Patricia Zavala de Arias

Deshilado (des-ē-lah’-do), or Mexican openwork embroidery, is traditionally used on household items such as tablecloths, napkins, and linens.  Openwork embroidery is the art of removing threads from a fabric to create a design over which embroidery is made.

Patricia Zavala de Arias learned deshilado from her mother in her hometown of Guanajuato, Mexico.  She has been making deshilado for over thirty years.

As a master artist in ACTA’s Apprenticeship Program in 2013, Patricia shared with her daughter and apprentice Maria Arias the intricate and intensive fabric work of deshilado.



Master artist Patricia Zavala de Arias (left) and her daughter and 2013 apprentice Maria Arias.

Master artist Patricia Zavala de Arias (left) working with apprentice and daughter Maria Arias on different aspects of a table setting set.

Apprentice Maria Arias using thread to tie in designs into the material.

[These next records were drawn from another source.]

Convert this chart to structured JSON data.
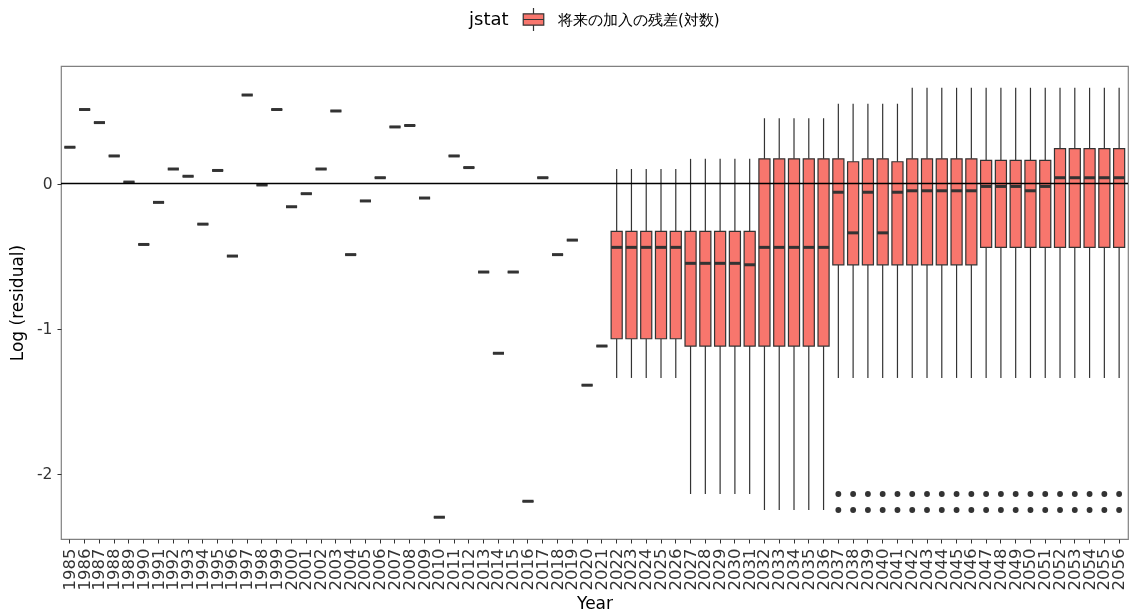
{
  "chart_data": {
    "type": "box",
    "xlabel": "Year",
    "ylabel": "Log (residual)",
    "legend_title": "jstat",
    "legend": "top",
    "categories": [
      "1985",
      "1986",
      "1987",
      "1988",
      "1989",
      "1990",
      "1991",
      "1992",
      "1993",
      "1994",
      "1995",
      "1996",
      "1997",
      "1998",
      "1999",
      "2000",
      "2001",
      "2002",
      "2003",
      "2004",
      "2005",
      "2006",
      "2007",
      "2008",
      "2009",
      "2010",
      "2011",
      "2012",
      "2013",
      "2014",
      "2015",
      "2016",
      "2017",
      "2018",
      "2019",
      "2020",
      "2021",
      "2022",
      "2023",
      "2024",
      "2025",
      "2026",
      "2027",
      "2028",
      "2029",
      "2030",
      "2031",
      "2032",
      "2033",
      "2034",
      "2035",
      "2036",
      "2037",
      "2038",
      "2039",
      "2040",
      "2041",
      "2042",
      "2043",
      "2044",
      "2045",
      "2046",
      "2047",
      "2048",
      "2049",
      "2050",
      "2051",
      "2052",
      "2053",
      "2054",
      "2055",
      "2056"
    ],
    "ylim": [
      -2.45,
      0.81
    ],
    "yticks": [
      -2,
      -1,
      0
    ],
    "ref_lines": [
      {
        "axis": "y",
        "value": 0
      }
    ],
    "series": [
      {
        "color": "#333333",
        "boxes": [
          {
            "low": 0.25,
            "q1": 0.25,
            "median": 0.25,
            "q3": 0.25,
            "high": 0.25
          },
          {
            "low": 0.51,
            "q1": 0.51,
            "median": 0.51,
            "q3": 0.51,
            "high": 0.51
          },
          {
            "low": 0.42,
            "q1": 0.42,
            "median": 0.42,
            "q3": 0.42,
            "high": 0.42
          },
          {
            "low": 0.19,
            "q1": 0.19,
            "median": 0.19,
            "q3": 0.19,
            "high": 0.19
          },
          {
            "low": 0.01,
            "q1": 0.01,
            "median": 0.01,
            "q3": 0.01,
            "high": 0.01
          },
          {
            "low": -0.42,
            "q1": -0.42,
            "median": -0.42,
            "q3": -0.42,
            "high": -0.42
          },
          {
            "low": -0.13,
            "q1": -0.13,
            "median": -0.13,
            "q3": -0.13,
            "high": -0.13
          },
          {
            "low": 0.1,
            "q1": 0.1,
            "median": 0.1,
            "q3": 0.1,
            "high": 0.1
          },
          {
            "low": 0.05,
            "q1": 0.05,
            "median": 0.05,
            "q3": 0.05,
            "high": 0.05
          },
          {
            "low": -0.28,
            "q1": -0.28,
            "median": -0.28,
            "q3": -0.28,
            "high": -0.28
          },
          {
            "low": 0.09,
            "q1": 0.09,
            "median": 0.09,
            "q3": 0.09,
            "high": 0.09
          },
          {
            "low": -0.5,
            "q1": -0.5,
            "median": -0.5,
            "q3": -0.5,
            "high": -0.5
          },
          {
            "low": 0.61,
            "q1": 0.61,
            "median": 0.61,
            "q3": 0.61,
            "high": 0.61
          },
          {
            "low": -0.01,
            "q1": -0.01,
            "median": -0.01,
            "q3": -0.01,
            "high": -0.01
          },
          {
            "low": 0.51,
            "q1": 0.51,
            "median": 0.51,
            "q3": 0.51,
            "high": 0.51
          },
          {
            "low": -0.16,
            "q1": -0.16,
            "median": -0.16,
            "q3": -0.16,
            "high": -0.16
          },
          {
            "low": -0.07,
            "q1": -0.07,
            "median": -0.07,
            "q3": -0.07,
            "high": -0.07
          },
          {
            "low": 0.1,
            "q1": 0.1,
            "median": 0.1,
            "q3": 0.1,
            "high": 0.1
          },
          {
            "low": 0.5,
            "q1": 0.5,
            "median": 0.5,
            "q3": 0.5,
            "high": 0.5
          },
          {
            "low": -0.49,
            "q1": -0.49,
            "median": -0.49,
            "q3": -0.49,
            "high": -0.49
          },
          {
            "low": -0.12,
            "q1": -0.12,
            "median": -0.12,
            "q3": -0.12,
            "high": -0.12
          },
          {
            "low": 0.04,
            "q1": 0.04,
            "median": 0.04,
            "q3": 0.04,
            "high": 0.04
          },
          {
            "low": 0.39,
            "q1": 0.39,
            "median": 0.39,
            "q3": 0.39,
            "high": 0.39
          },
          {
            "low": 0.4,
            "q1": 0.4,
            "median": 0.4,
            "q3": 0.4,
            "high": 0.4
          },
          {
            "low": -0.1,
            "q1": -0.1,
            "median": -0.1,
            "q3": -0.1,
            "high": -0.1
          },
          {
            "low": -2.3,
            "q1": -2.3,
            "median": -2.3,
            "q3": -2.3,
            "high": -2.3
          },
          {
            "low": 0.19,
            "q1": 0.19,
            "median": 0.19,
            "q3": 0.19,
            "high": 0.19
          },
          {
            "low": 0.11,
            "q1": 0.11,
            "median": 0.11,
            "q3": 0.11,
            "high": 0.11
          },
          {
            "low": -0.61,
            "q1": -0.61,
            "median": -0.61,
            "q3": -0.61,
            "high": -0.61
          },
          {
            "low": -1.17,
            "q1": -1.17,
            "median": -1.17,
            "q3": -1.17,
            "high": -1.17
          },
          {
            "low": -0.61,
            "q1": -0.61,
            "median": -0.61,
            "q3": -0.61,
            "high": -0.61
          },
          {
            "low": -2.19,
            "q1": -2.19,
            "median": -2.19,
            "q3": -2.19,
            "high": -2.19
          },
          {
            "low": 0.04,
            "q1": 0.04,
            "median": 0.04,
            "q3": 0.04,
            "high": 0.04
          },
          {
            "low": -0.49,
            "q1": -0.49,
            "median": -0.49,
            "q3": -0.49,
            "high": -0.49
          },
          {
            "low": -0.39,
            "q1": -0.39,
            "median": -0.39,
            "q3": -0.39,
            "high": -0.39
          },
          {
            "low": -1.39,
            "q1": -1.39,
            "median": -1.39,
            "q3": -1.39,
            "high": -1.39
          },
          {
            "low": -1.12,
            "q1": -1.12,
            "median": -1.12,
            "q3": -1.12,
            "high": -1.12
          },
          null,
          null,
          null,
          null,
          null,
          null,
          null,
          null,
          null,
          null,
          null,
          null,
          null,
          null,
          null,
          null,
          null,
          null,
          null,
          null,
          null,
          null,
          null,
          null,
          null,
          null,
          null,
          null,
          null,
          null,
          null,
          null,
          null,
          null,
          null
        ]
      },
      {
        "name": "将来の加入の残差(対数)",
        "color": "#f8766d",
        "boxes": [
          null,
          null,
          null,
          null,
          null,
          null,
          null,
          null,
          null,
          null,
          null,
          null,
          null,
          null,
          null,
          null,
          null,
          null,
          null,
          null,
          null,
          null,
          null,
          null,
          null,
          null,
          null,
          null,
          null,
          null,
          null,
          null,
          null,
          null,
          null,
          null,
          null,
          {
            "low": -1.34,
            "q1": -1.07,
            "median": -0.44,
            "q3": -0.33,
            "high": 0.1
          },
          {
            "low": -1.34,
            "q1": -1.07,
            "median": -0.44,
            "q3": -0.33,
            "high": 0.1
          },
          {
            "low": -1.34,
            "q1": -1.07,
            "median": -0.44,
            "q3": -0.33,
            "high": 0.1
          },
          {
            "low": -1.34,
            "q1": -1.07,
            "median": -0.44,
            "q3": -0.33,
            "high": 0.1
          },
          {
            "low": -1.34,
            "q1": -1.07,
            "median": -0.44,
            "q3": -0.33,
            "high": 0.1
          },
          {
            "low": -2.14,
            "q1": -1.12,
            "median": -0.55,
            "q3": -0.33,
            "high": 0.17
          },
          {
            "low": -2.14,
            "q1": -1.12,
            "median": -0.55,
            "q3": -0.33,
            "high": 0.17
          },
          {
            "low": -2.14,
            "q1": -1.12,
            "median": -0.55,
            "q3": -0.33,
            "high": 0.17
          },
          {
            "low": -2.14,
            "q1": -1.12,
            "median": -0.55,
            "q3": -0.33,
            "high": 0.17
          },
          {
            "low": -2.14,
            "q1": -1.12,
            "median": -0.56,
            "q3": -0.33,
            "high": 0.17
          },
          {
            "low": -2.25,
            "q1": -1.12,
            "median": -0.44,
            "q3": 0.17,
            "high": 0.45
          },
          {
            "low": -2.25,
            "q1": -1.12,
            "median": -0.44,
            "q3": 0.17,
            "high": 0.45
          },
          {
            "low": -2.25,
            "q1": -1.12,
            "median": -0.44,
            "q3": 0.17,
            "high": 0.45
          },
          {
            "low": -2.25,
            "q1": -1.12,
            "median": -0.44,
            "q3": 0.17,
            "high": 0.45
          },
          {
            "low": -2.25,
            "q1": -1.12,
            "median": -0.44,
            "q3": 0.17,
            "high": 0.45
          },
          {
            "low": -1.34,
            "q1": -0.56,
            "median": -0.06,
            "q3": 0.17,
            "high": 0.55,
            "outliers": [
              -2.14,
              -2.25
            ]
          },
          {
            "low": -1.34,
            "q1": -0.56,
            "median": -0.34,
            "q3": 0.15,
            "high": 0.55,
            "outliers": [
              -2.14,
              -2.25
            ]
          },
          {
            "low": -1.34,
            "q1": -0.56,
            "median": -0.06,
            "q3": 0.17,
            "high": 0.55,
            "outliers": [
              -2.14,
              -2.25
            ]
          },
          {
            "low": -1.34,
            "q1": -0.56,
            "median": -0.34,
            "q3": 0.17,
            "high": 0.55,
            "outliers": [
              -2.14,
              -2.25
            ]
          },
          {
            "low": -1.34,
            "q1": -0.56,
            "median": -0.06,
            "q3": 0.15,
            "high": 0.55,
            "outliers": [
              -2.14,
              -2.25
            ]
          },
          {
            "low": -1.34,
            "q1": -0.56,
            "median": -0.05,
            "q3": 0.17,
            "high": 0.66,
            "outliers": [
              -2.14,
              -2.25
            ]
          },
          {
            "low": -1.34,
            "q1": -0.56,
            "median": -0.05,
            "q3": 0.17,
            "high": 0.66,
            "outliers": [
              -2.14,
              -2.25
            ]
          },
          {
            "low": -1.34,
            "q1": -0.56,
            "median": -0.05,
            "q3": 0.17,
            "high": 0.66,
            "outliers": [
              -2.14,
              -2.25
            ]
          },
          {
            "low": -1.34,
            "q1": -0.56,
            "median": -0.05,
            "q3": 0.17,
            "high": 0.66,
            "outliers": [
              -2.14,
              -2.25
            ]
          },
          {
            "low": -1.34,
            "q1": -0.56,
            "median": -0.05,
            "q3": 0.17,
            "high": 0.66,
            "outliers": [
              -2.14,
              -2.25
            ]
          },
          {
            "low": -1.34,
            "q1": -0.44,
            "median": -0.02,
            "q3": 0.16,
            "high": 0.66,
            "outliers": [
              -2.14,
              -2.25
            ]
          },
          {
            "low": -1.34,
            "q1": -0.44,
            "median": -0.02,
            "q3": 0.16,
            "high": 0.66,
            "outliers": [
              -2.14,
              -2.25
            ]
          },
          {
            "low": -1.34,
            "q1": -0.44,
            "median": -0.02,
            "q3": 0.16,
            "high": 0.66,
            "outliers": [
              -2.14,
              -2.25
            ]
          },
          {
            "low": -1.34,
            "q1": -0.44,
            "median": -0.05,
            "q3": 0.16,
            "high": 0.66,
            "outliers": [
              -2.14,
              -2.25
            ]
          },
          {
            "low": -1.34,
            "q1": -0.44,
            "median": -0.02,
            "q3": 0.16,
            "high": 0.66,
            "outliers": [
              -2.14,
              -2.25
            ]
          },
          {
            "low": -1.34,
            "q1": -0.44,
            "median": 0.04,
            "q3": 0.24,
            "high": 0.66,
            "outliers": [
              -2.14,
              -2.25
            ]
          },
          {
            "low": -1.34,
            "q1": -0.44,
            "median": 0.04,
            "q3": 0.24,
            "high": 0.66,
            "outliers": [
              -2.14,
              -2.25
            ]
          },
          {
            "low": -1.34,
            "q1": -0.44,
            "median": 0.04,
            "q3": 0.24,
            "high": 0.66,
            "outliers": [
              -2.14,
              -2.25
            ]
          },
          {
            "low": -1.34,
            "q1": -0.44,
            "median": 0.04,
            "q3": 0.24,
            "high": 0.66,
            "outliers": [
              -2.14,
              -2.25
            ]
          },
          {
            "low": -1.34,
            "q1": -0.44,
            "median": 0.04,
            "q3": 0.24,
            "high": 0.66,
            "outliers": [
              -2.14,
              -2.25
            ]
          }
        ]
      }
    ]
  }
}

The early stages of a large table cloth that incorporates many cloth textile techniques.

Detail of one corner of the large tablecloth.

Different designs and patterns utilized in this small tablecloth.

A cloth napkin for the table setting set that incorporates deshilado techniques, cross-point, embroidery, and tejido (knitting).

A table place setting that incorporates deshilado techniques, crosspoint, embroidery, and tejido (knitting).